The San Francisco International Film Festival started Thursday and goes through May 9. If I wasn’t miles and miles away, I’d go. I still have a bit of a buzz from my experience at the Cleveland International Film Festival last month where I took in Brook Silva-Braga’s film “One Day in Africa,” plus three more.
What I found most intriguing about my movie-going Saturday was the intersection between the various countries that were represented by the movies, the directors, and the audience members. I imagine the festival in San Francisco might have a similar feel.
Depending upon which theater one ducks into, one’s experience of the world might be charming and uplifting, serious or fun, kind of depressing, or downright disturbing. The films rest on the passion and drive of the film maker. The variety is astounding. Even if you aren’t going to be able to take in a festival, browse through the film selection and savor the scope.
Because most films aren’t the ones that splash into main stream movie theaters after months of advertising, when the lights turn down, the unfolding of each story can be a surprise. Each film I saw, except for Brook’s, was one I did not know about before I settled into my seat.

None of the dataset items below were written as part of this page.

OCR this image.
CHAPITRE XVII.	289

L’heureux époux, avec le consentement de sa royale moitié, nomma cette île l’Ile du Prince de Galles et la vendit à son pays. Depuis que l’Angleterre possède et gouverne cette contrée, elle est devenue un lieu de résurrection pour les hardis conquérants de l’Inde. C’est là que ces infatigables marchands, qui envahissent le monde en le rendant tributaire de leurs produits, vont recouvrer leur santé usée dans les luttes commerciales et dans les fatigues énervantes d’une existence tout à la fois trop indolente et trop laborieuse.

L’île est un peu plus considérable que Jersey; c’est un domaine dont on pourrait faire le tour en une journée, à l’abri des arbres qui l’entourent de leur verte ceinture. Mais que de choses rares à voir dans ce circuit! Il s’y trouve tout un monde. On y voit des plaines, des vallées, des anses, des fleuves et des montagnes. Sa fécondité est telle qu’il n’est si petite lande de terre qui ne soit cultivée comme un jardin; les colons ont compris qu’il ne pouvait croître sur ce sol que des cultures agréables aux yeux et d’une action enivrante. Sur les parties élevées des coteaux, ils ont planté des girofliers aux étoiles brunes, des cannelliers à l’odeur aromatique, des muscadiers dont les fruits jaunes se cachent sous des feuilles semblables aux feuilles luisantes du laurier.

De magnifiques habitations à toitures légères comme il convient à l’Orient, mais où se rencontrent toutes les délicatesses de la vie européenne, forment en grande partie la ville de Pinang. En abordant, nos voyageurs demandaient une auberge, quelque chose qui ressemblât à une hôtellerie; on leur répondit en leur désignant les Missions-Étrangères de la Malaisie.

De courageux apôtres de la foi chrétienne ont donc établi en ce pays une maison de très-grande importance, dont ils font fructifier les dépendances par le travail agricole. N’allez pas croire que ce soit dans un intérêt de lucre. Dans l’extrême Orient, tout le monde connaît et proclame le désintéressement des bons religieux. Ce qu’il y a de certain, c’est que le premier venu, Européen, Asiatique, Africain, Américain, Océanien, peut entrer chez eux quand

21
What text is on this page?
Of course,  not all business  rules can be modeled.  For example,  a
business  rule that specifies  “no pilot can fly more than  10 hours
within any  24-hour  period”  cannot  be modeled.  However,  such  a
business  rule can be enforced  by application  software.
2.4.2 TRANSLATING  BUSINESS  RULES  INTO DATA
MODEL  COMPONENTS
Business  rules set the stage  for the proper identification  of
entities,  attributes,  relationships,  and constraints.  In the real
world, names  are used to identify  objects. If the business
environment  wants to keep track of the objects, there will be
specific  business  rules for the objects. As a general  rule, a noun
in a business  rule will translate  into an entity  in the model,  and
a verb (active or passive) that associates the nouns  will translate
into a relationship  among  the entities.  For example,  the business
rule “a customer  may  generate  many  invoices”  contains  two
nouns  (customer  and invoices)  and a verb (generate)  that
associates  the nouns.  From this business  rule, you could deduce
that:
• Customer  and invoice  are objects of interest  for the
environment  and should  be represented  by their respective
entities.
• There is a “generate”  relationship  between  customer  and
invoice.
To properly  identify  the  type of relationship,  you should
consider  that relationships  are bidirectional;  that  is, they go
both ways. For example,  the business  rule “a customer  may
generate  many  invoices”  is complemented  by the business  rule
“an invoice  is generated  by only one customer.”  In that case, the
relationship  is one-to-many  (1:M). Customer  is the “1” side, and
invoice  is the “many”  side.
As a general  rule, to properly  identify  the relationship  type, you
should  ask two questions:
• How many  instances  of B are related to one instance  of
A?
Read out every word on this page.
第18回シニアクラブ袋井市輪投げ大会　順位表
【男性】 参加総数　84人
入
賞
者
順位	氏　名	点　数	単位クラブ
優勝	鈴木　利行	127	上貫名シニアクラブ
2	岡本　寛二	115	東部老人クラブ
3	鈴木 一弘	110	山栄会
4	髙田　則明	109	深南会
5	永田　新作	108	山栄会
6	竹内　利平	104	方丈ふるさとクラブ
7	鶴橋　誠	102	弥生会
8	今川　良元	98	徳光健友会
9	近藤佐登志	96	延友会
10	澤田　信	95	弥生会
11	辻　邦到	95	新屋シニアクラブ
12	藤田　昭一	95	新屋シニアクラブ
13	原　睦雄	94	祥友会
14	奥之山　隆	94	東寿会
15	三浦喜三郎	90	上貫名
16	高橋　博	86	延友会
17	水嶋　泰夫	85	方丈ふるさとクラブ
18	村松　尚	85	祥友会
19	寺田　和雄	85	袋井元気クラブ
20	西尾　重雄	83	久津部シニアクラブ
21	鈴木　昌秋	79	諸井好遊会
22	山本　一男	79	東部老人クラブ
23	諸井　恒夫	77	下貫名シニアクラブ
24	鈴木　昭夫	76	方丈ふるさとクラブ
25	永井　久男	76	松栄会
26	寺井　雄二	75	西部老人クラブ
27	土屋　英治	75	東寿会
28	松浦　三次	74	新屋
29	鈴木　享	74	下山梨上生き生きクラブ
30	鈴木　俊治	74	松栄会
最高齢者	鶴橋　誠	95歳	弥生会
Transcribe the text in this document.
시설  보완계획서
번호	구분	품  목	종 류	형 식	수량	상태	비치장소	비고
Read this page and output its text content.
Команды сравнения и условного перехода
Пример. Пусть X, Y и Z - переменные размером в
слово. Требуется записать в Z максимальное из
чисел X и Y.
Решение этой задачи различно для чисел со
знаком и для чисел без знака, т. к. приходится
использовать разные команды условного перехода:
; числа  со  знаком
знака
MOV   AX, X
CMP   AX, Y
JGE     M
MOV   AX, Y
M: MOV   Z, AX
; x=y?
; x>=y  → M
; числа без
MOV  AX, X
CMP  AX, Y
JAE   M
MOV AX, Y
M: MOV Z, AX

I was with a friend who snagged me the pass, so I went with her selections and wasn’t disappointed. We saw: “Surveillance,” “Prodigal Sons” and “The Wrecking Crew.”
Unfortunately, I don’t see that any of the films I saw are showing in San Francisco, so I don’t have a specific recommendation–except if you can manage it, see at least four films that seem totally different from each other. That results in a buffet where there’s sweet, sour, salt and spicy. You’ll leave wanting more, but satisfied. One of these days, I’ll have enough time to see 20 movies like one woman I met when I was at Brook’s film.
Actually, I did notice on the San Francisco festival’s list a movie that I have seen, but would love to see on the big screen. “Butch Cassidy and the Sundance Kid.” It’s showing on April 29.
If I were going, I’d also take in “City of Borders” because it sounds interesting and excellent. It’s about the lone gay bar in Jerusalem with layers of stories in its telling. The director is Chinese. That’s cross-cultural.